重载operator - >（）来改变被调用函数的返回值

Question

Basically I'm doing this:

auto result = from (startNodePtr)
    .to<NodeT1>()
    .to<NodeT2>()
    .to<NodeT3>()
    .fail_with(msg)

chasing pointers. You can imagine "from" and "to" returning different templates of a SyntaxSugar class and fail_with returning the result. Works fine.

But it's not that simple. Depending on the types of node I'm on I need to call some operation on the underlying type. like this:

auto result = from(startNodePtr)
    .to<NodeT1>()
    .to<NodeT2>() -> SomeOperation()
    .to<NodeT3>()
    .fail_with(msg)

The operations will in turn return a Pointer, which I again need to wrap in SyntaxSugar.

how would I overload operator-> correctly to do that?

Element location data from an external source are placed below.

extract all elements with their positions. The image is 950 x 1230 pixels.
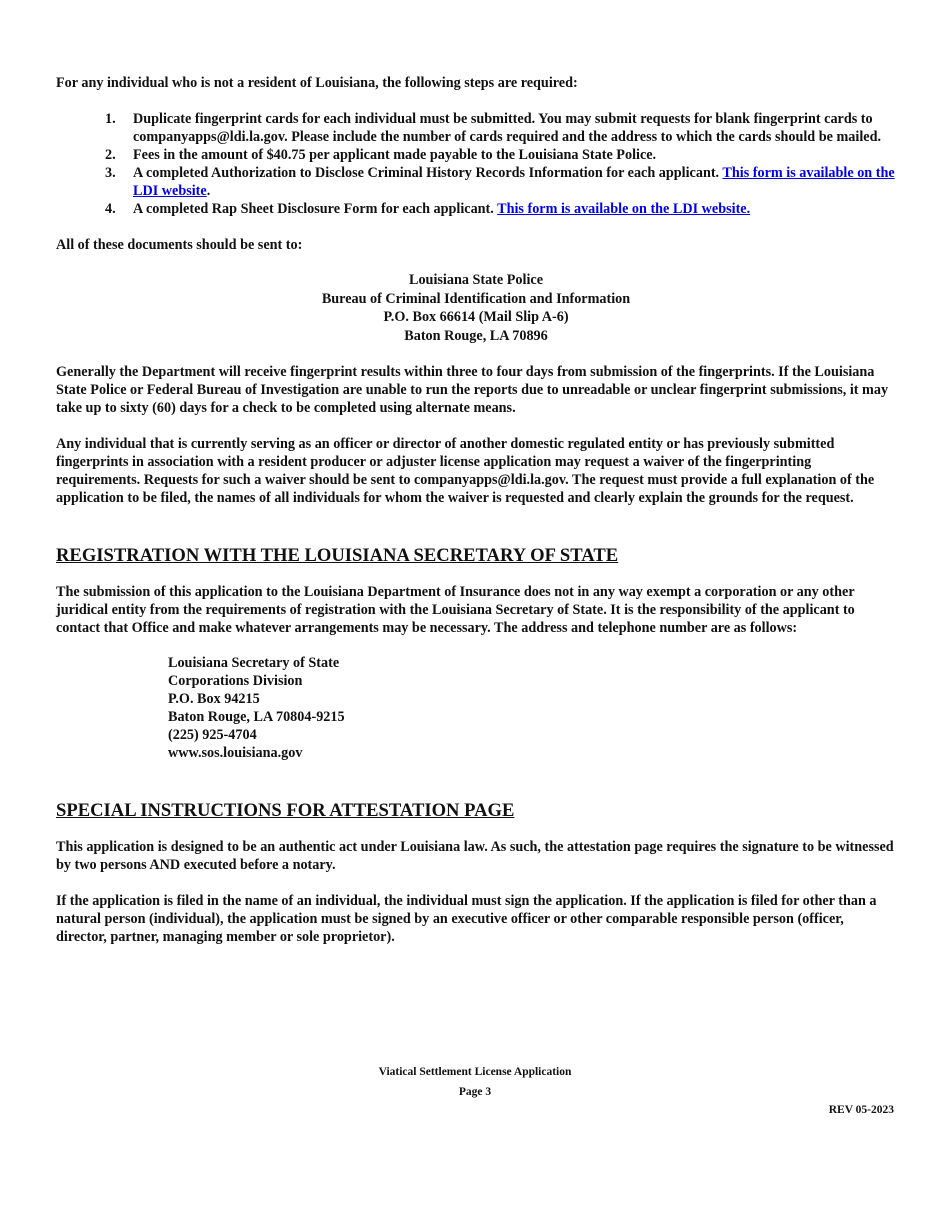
authorization-form-link[interactable]: This form is available on the LDI website [133, 165, 895, 199]
address-line: Baton Rouge, LA 70896 [404, 327, 548, 344]
attestation-heading: SPECIAL INSTRUCTIONS FOR ATTESTATION PAGE [56, 800, 515, 821]
fingerprint-results-paragraph: Generally the Department will receive fingerprint results within three to four days from submission of the fingerprints. If the Louisiana State Police or Federal Bureau of Investigation are unable to run the reports due to unreadable or unclear fingerprint submissions, it may take up to sixty (60) days for a check to be completed using alternate means. [56, 364, 889, 416]
list-item [105, 110, 896, 146]
address-line: Bureau of Criminal Identification and Information [321, 290, 631, 307]
sent-to-label: All of these documents should be sent to: [56, 237, 303, 253]
step-text: A completed Rap Sheet Disclosure Form for each applicant. [133, 201, 498, 217]
step-number: 2. [105, 147, 116, 163]
step-text: Fees in the amount of $40.75 per applicant made payable to the Louisiana State Police. [133, 147, 657, 163]
nonresident-intro: For any individual who is not a resident of Louisiana, the following steps are required: [56, 75, 578, 91]
address-line: (225) 925-4704 [168, 727, 257, 743]
address-line: Louisiana Secretary of State [168, 655, 340, 671]
address-line: Louisiana State Police [409, 272, 543, 288]
step-text: Duplicate fingerprint cards for each individual must be submitted. You may submit requests for blank fingerprint cards to companyapps@ldi.la.gov. Please include the number of cards required and the address to which the cards should be mailed. [133, 111, 882, 145]
address-line: Baton Rouge, LA 70804-9215 [168, 709, 345, 725]
step-text-after: . [206, 183, 211, 199]
list-item [105, 200, 896, 218]
list-item [105, 146, 896, 164]
step-number: 4. [105, 201, 116, 217]
address-line: www.sos.louisiana.gov [168, 745, 303, 761]
footer-title: Viatical Settlement License Application [378, 1066, 572, 1078]
waiver-paragraph: Any individual that is currently serving as an officer or director of another domestic regulated entity or has previously submitted fingerprints in association with a resident producer or adjuster license application may request a waiver of the fingerprinting requirements. Requests for such a waiver should be sent to companyapps@ldi.la.gov. The request must provide a full explanation of the application to be filed, the names of all individuals for whom the waiver is requested and clearly explain the grounds for the request. [56, 436, 875, 506]
rap-sheet-form-link[interactable]: This form is available on the LDI website. [497, 201, 751, 217]
document-page [56, 74, 896, 946]
nonresident-steps-list [56, 110, 896, 218]
list-item [105, 164, 896, 200]
registration-heading: REGISTRATION WITH THE LOUISIANA SECRETARY OF STATE [56, 545, 619, 566]
state-police-address [56, 271, 896, 345]
attestation-paragraph-2: If the application is filed in the name of an individual, the individual must sign the application. If the application is filed for other than a natural person (individual), the application must be signed by an executive officer or other comparable responsible person (officer, director, partner, managing member or sole proprietor). [56, 893, 877, 945]
step-number: 1. [105, 111, 116, 127]
address-line: P.O. Box 94215 [168, 691, 260, 707]
step-text: A completed Authorization to Disclose Criminal History Records Information for each applicant. [133, 165, 723, 181]
secretary-of-state-address [168, 654, 896, 762]
footer-page-number: Page 3 [458, 1086, 492, 1098]
step-number: 3. [105, 165, 116, 181]
address-line: Corporations Division [168, 673, 303, 689]
address-line: P.O. Box 66614 (Mail Slip A-6) [383, 309, 569, 325]
registration-body: The submission of this application to the Louisiana Department of Insurance does not in any way exempt a corporation or any other juridical entity from the requirements of registration with the Louisiana Secretary of State. It is the responsibility of the applicant to contact that Office and make whatever arrangements may be necessary. The address and telephone number are as follows: [56, 584, 855, 636]
attestation-paragraph-1: This application is designed to be an authentic act under Louisiana law. As such, the attestation page requires the signature to be witnessed by two persons AND executed before a notary. [56, 839, 894, 873]
footer-revision: REV 05-2023 [828, 1104, 894, 1116]
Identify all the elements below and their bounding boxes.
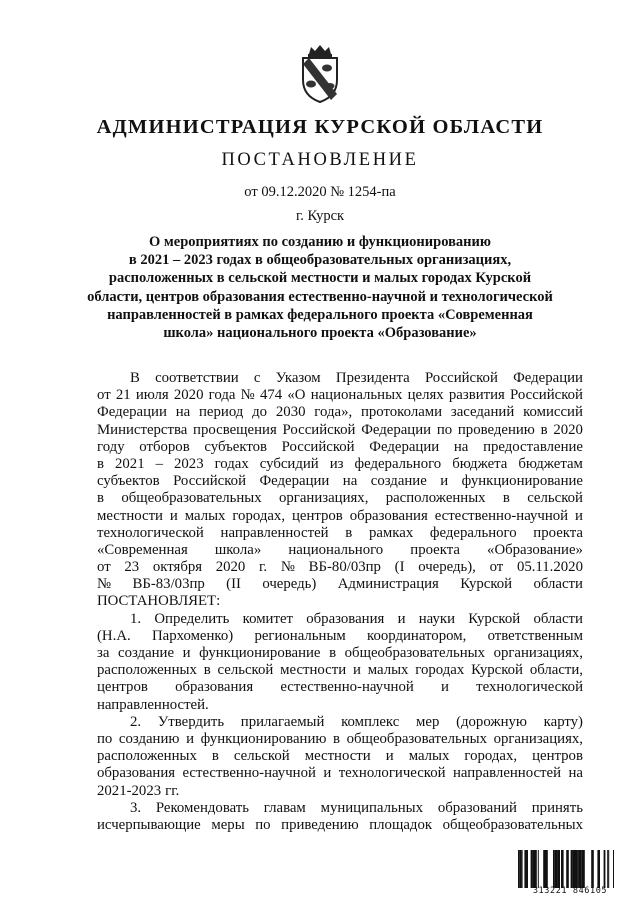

Say my class looks like this:

template<typename Pointer_T>
class SyntaxSugar
{
  Pointer_T ptr;

public:
  explicit SyntaxSugar(Pointer_T ptr_)
    : ptr(ptr_)
  {}

  // all kinds of Syntax Sugar

  // this one I don't get to work:
  auto operator-> () { return SyntaxSugar(ptr.operator->()); }
}

Answer 1

That's amazing, @max-langhof

i basically now do

template<typename Op>
    auto SyntaxSugar::apply(Op func) -> decltype(SyntaxSugar(func(ptr)))
    { 
        if (!ptr) {
            fail();
            return SyntaxSugar(nullptr);
        }
        return SyntaxSugar(func(ptr));
    }

and now I can

auto result = from(startNodePtr)
    .to<NodeT1>()
    .to<NodeT2>()
    .apply([](auto node) { return node->SomeOperation(); })
    .to<NodeT3>()
    .fail_with(msg)